Relativamente alle patologie neurodegenerative, invece, studi mostrano come per ogni lieve aumento della concentrazione media annuale di PM2,5 (polveri fini), si osserva un incremento non solo del rischio di insorgenza di Alzheimer, ma anche della gravità dei cambiamenti neuropatologici correlati, come pure di altre patologie neurodegenerative. Il rischio di decadimento cognitivo serio, in particolare, sembra addirittura raddoppiare per un incremento pari a 50 µg/m³ di polveri fini. Questi effetti nocivi, che riguardano in realtà un numero molto elevato di patologie, vengono fortemente potenziati in presenza delle alterazioni climatiche in corso (il cosiddetto Climate change).
Le alterazioni climatiche sono da un lato potenziate dall’inquinamento ambientale, e d’altro canto contribuiscono esse stesse ad un incremento di tale inquinamento.

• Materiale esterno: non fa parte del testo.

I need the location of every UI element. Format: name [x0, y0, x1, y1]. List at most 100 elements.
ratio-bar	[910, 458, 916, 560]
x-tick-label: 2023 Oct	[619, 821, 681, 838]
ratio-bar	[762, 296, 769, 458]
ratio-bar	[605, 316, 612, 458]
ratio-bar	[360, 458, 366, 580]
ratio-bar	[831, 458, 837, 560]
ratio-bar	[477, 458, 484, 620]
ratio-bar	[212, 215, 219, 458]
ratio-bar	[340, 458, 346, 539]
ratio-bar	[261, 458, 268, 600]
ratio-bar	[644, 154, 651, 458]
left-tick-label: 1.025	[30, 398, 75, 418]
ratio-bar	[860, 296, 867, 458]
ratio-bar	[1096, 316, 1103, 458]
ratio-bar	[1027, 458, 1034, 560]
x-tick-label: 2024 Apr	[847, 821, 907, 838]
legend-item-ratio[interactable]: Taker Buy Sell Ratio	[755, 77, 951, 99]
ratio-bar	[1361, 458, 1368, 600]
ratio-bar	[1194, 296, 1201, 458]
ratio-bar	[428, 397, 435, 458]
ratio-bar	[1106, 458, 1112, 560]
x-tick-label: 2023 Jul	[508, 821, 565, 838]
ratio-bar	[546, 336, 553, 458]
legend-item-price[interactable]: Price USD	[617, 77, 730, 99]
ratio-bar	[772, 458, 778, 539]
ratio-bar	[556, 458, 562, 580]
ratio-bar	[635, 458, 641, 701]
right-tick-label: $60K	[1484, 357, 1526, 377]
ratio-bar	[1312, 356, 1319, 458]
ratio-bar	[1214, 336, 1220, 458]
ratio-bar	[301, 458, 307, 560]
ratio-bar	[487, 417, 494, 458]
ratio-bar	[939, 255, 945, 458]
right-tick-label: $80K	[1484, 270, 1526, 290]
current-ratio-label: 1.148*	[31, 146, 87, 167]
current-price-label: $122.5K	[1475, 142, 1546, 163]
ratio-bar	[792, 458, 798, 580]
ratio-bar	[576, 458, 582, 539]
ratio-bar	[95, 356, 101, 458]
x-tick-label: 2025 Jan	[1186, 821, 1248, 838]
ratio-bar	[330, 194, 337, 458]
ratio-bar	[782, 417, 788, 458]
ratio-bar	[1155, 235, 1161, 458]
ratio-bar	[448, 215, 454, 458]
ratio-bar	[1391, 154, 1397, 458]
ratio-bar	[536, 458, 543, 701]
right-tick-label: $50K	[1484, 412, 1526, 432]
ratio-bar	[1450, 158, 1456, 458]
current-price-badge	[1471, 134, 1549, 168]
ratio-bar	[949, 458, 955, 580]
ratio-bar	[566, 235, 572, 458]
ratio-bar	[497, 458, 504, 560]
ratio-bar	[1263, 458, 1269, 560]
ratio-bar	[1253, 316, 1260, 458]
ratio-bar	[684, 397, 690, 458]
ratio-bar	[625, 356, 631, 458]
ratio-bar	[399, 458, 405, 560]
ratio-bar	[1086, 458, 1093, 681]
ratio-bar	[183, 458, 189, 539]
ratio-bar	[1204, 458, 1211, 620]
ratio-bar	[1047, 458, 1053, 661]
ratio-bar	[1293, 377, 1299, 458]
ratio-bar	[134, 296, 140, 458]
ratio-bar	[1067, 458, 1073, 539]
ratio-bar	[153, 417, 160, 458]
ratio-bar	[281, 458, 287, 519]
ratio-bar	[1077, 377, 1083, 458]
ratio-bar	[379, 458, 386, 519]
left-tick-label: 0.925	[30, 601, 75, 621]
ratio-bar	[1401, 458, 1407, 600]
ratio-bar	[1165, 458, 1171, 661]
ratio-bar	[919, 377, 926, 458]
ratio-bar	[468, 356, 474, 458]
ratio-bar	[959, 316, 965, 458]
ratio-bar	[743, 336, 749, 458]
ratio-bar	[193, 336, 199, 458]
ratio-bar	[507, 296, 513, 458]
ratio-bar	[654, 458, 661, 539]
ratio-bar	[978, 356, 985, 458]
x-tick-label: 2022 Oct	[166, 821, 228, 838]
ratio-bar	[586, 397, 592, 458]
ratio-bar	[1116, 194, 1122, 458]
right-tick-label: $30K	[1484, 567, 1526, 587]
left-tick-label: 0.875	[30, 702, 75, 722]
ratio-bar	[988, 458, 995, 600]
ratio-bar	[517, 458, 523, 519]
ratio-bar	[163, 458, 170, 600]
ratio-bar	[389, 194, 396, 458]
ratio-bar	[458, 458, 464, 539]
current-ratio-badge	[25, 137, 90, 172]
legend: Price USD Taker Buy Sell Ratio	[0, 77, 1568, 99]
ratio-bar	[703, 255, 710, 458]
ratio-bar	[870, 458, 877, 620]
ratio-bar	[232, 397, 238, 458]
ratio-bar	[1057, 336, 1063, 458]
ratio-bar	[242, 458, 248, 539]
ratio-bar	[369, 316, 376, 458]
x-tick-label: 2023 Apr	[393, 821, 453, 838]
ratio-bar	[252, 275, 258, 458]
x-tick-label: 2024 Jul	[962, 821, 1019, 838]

Molto serio è inoltre l’effetto dell’inquinamento ambientale e del cambiamento climatico, nonché purtroppo di alcune improvvide politiche urbanistiche, sulla disponibilità e fruibilità del verde urbano, un fattore certamente benefico per la salute, con riferimento sia a quella mentale sia a diverse patologie cosiddette ‘organiche’.
“Complessivamente, pertanto, ogni politica diretta a risanare e proteggere l’ambiente è fortemente legittimata da ragioni di Sanità pubblica, essendo in grado di esercitare marcati effetti benefici, a breve, medio e lungo termine, sulla salute umana e più in generale sull’ecosistema in prospettiva One Health”, conclude Vinceti.